The new movie The Many Saints of Newark serves as a direct prequel to the events of the widely acclaimed HBO series The Sopranos. Throughout the narrative, iconic characters from the original show appear in new and interesting contexts, providing invaluable information about their background to lovers of the series. However, while seeing younger versions of iconic characters on screen is a treat for audiences, it’s not the only thing that connects the movie to the show.
The Many Saints of Newark chronicles the rise of the DiMeo crime family in 1960s Newark. Although the film features a return for the legendary Tony Soprano (played by original actor James Gandolfini’s son, Michael), the main focus of the action is the figure of Dickie Moltisanti – played by Alessandro Nivola.
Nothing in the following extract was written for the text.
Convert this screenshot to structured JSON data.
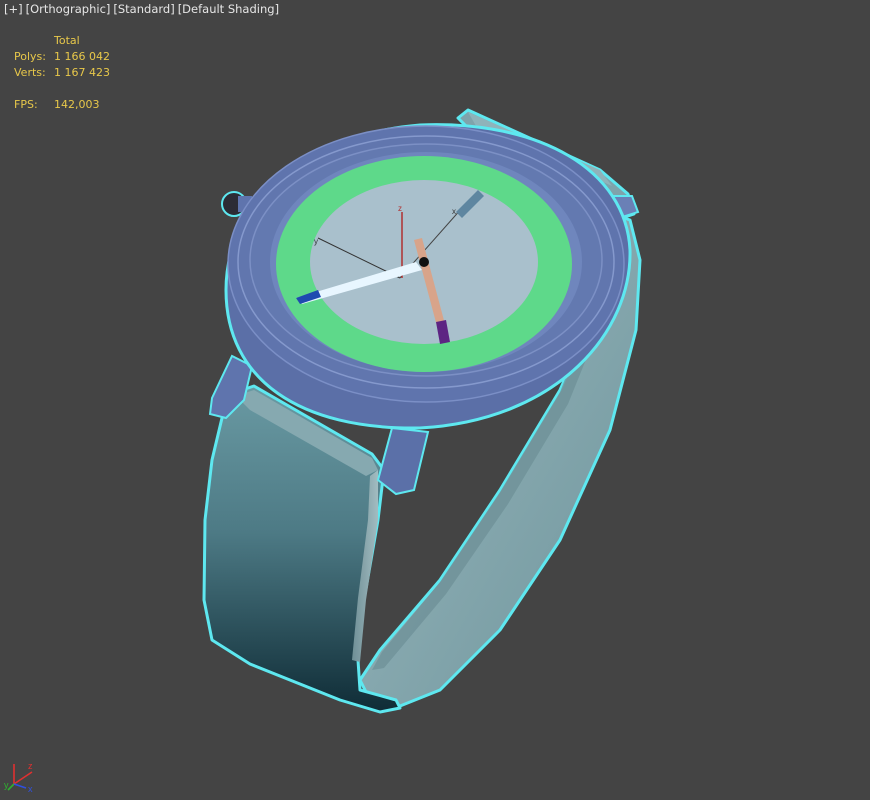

Set against the backdrop of the notorious 1967 riots, the drama both chronicles Dickie’s life in organized crime and sets the stage for Tony Soprano’s own fall into criminality, revealing how and why he behaves how he behaves throughout the series.
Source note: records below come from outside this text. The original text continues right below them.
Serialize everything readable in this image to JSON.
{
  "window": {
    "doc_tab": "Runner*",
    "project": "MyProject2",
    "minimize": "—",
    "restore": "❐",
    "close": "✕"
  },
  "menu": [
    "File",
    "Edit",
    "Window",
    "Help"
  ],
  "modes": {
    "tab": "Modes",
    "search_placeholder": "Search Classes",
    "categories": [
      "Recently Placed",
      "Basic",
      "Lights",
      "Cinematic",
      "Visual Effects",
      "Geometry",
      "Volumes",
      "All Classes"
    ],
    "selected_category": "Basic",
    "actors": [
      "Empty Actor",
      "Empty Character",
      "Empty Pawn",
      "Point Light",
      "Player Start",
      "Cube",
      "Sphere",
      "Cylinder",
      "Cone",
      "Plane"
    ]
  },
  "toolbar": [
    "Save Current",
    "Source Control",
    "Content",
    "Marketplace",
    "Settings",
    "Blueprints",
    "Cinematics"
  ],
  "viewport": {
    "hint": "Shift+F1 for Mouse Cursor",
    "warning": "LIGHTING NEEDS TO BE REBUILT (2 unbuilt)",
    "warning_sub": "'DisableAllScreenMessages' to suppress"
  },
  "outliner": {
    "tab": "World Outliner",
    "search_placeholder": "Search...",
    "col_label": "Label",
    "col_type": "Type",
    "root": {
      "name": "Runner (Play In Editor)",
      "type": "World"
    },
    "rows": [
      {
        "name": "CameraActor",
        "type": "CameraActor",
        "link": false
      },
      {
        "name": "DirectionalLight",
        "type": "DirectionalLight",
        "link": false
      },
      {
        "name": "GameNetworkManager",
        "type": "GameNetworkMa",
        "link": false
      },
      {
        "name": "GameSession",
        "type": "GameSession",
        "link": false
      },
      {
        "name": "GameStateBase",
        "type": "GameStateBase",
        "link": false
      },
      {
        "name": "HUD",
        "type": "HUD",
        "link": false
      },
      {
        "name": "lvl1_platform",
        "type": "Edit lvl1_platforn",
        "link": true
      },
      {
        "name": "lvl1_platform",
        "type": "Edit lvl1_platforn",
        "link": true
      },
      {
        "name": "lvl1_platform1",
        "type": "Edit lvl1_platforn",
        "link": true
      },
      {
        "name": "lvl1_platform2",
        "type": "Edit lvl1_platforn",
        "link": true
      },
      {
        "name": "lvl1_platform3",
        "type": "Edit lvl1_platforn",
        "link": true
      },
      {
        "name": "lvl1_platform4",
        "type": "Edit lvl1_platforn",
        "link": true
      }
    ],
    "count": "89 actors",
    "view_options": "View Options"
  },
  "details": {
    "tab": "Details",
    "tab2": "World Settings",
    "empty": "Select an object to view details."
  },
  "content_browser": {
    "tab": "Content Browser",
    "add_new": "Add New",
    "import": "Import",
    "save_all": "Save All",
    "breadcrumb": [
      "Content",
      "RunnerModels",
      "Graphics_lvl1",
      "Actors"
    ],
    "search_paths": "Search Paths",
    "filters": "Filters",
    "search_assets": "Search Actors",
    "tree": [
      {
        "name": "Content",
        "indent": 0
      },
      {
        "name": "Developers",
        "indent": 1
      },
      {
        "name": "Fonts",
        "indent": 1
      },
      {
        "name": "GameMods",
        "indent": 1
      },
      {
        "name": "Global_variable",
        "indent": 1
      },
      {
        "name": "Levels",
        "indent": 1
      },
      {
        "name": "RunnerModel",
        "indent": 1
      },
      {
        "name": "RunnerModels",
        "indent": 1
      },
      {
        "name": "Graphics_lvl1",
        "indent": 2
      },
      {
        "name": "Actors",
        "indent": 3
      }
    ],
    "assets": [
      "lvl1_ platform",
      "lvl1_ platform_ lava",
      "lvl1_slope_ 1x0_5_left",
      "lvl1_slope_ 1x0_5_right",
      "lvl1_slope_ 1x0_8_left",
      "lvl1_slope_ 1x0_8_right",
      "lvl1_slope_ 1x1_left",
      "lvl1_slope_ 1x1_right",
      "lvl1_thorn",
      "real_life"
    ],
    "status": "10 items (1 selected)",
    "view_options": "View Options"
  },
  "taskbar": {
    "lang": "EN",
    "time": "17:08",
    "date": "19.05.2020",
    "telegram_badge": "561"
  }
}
Because of multiple shared characters, as well as numerous interconnecting stories, there are many ways in which The Many Saints of Newark connects to The Sopranos. Some, such as the introduction of key members of Tony’s future crew – including the likes of Salvatore “Big Pussy” Bonpensiero, Paulie “Walnuts” Gualtieri and Silvio Dante – are there almost more as a nod to the show’s ardent fanbase than to serve any crucial narrative points. However, other connections in the movie have a genuine emotional resonance due to subtle foreshadowing.
For example, the nature of the relationship between the near-mythical Dickie Moltisanti and Tony Soprano had long been a mystery to The Sopranos’ audience. By showing Dickie as a direct mentor to Tony and exploring just what a major influence the character was to the future Mob boss, The Many Saints of Newark unveils a key aspect of Tony’s psyche and explains several characteristics of his leadership. Similarly, the movie also examines the tempestuous relationship between Tony and his infanticidal mother – a theme that would go on to dominate The Sopranos in future years. In this way, the connection between show and movie both makes the film incredibly entertaining whilst also making the original series a richer experience.
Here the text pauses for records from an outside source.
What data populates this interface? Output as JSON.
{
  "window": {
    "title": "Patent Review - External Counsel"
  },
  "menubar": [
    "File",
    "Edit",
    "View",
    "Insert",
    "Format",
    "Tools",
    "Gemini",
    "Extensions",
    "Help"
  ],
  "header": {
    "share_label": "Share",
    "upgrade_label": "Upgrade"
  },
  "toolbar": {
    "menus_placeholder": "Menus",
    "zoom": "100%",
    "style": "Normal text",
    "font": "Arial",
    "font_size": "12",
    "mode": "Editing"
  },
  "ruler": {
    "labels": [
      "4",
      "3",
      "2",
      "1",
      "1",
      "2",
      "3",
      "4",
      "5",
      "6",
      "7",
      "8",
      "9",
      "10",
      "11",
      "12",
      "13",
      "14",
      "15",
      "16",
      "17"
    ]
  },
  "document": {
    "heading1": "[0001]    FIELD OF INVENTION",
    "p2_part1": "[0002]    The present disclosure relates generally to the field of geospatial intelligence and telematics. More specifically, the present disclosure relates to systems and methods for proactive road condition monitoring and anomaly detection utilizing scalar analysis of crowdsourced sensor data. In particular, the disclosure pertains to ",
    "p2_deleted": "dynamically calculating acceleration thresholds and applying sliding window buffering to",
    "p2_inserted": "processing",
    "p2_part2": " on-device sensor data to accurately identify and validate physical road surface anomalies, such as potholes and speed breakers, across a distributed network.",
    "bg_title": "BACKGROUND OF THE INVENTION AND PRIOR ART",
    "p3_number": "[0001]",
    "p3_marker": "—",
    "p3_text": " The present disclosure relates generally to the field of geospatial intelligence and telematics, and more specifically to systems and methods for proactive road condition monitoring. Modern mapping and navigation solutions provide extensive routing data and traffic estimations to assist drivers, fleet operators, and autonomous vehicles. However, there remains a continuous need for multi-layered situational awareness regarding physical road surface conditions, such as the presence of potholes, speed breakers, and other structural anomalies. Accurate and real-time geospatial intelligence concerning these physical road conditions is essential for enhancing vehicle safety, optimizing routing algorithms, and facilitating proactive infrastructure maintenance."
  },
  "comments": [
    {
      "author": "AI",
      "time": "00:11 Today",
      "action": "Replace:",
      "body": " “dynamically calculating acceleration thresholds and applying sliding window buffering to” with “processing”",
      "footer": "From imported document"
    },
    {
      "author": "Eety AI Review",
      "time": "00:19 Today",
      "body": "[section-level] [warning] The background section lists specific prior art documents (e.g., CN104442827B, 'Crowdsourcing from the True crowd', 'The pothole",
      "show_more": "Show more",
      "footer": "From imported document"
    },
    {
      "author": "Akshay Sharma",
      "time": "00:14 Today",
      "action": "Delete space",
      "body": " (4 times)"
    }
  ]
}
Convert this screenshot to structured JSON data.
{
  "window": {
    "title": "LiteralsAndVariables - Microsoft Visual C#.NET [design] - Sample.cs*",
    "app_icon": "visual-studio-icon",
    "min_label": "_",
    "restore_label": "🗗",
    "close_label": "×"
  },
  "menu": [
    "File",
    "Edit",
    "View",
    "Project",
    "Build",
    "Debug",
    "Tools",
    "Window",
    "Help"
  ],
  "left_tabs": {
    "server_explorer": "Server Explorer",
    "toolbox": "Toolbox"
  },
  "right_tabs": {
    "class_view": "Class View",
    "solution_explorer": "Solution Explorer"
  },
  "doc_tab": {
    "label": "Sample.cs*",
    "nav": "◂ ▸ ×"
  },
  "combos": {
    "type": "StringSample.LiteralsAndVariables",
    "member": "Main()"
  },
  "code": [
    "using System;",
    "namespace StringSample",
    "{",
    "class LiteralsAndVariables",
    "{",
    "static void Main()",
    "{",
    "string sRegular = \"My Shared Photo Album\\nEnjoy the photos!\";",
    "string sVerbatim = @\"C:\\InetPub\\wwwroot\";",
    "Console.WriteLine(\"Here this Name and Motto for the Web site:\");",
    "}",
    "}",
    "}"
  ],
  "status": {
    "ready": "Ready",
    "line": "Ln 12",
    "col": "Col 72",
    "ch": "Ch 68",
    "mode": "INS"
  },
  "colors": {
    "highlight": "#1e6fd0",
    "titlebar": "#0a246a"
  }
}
Another instance of the movie’s clever use of dramatic irony is in young Tony Soprano’s interaction with baby Chris Moltisanti. Despite Tony’s best efforts, Chris seems genuinely afraid of him – crying every time Tony approaches. Not only does this provide a narrative thread to the notorious moment in which Tony Soprano kills Chris, but it also continues The Sopranos‘ supernatural element – implying that Chris as a baby is somehow aware the Tony will eventually murder him. In this way, The Many Saints of Newark is not only replete with satisfying references, but also continues the thematic legacy of the show.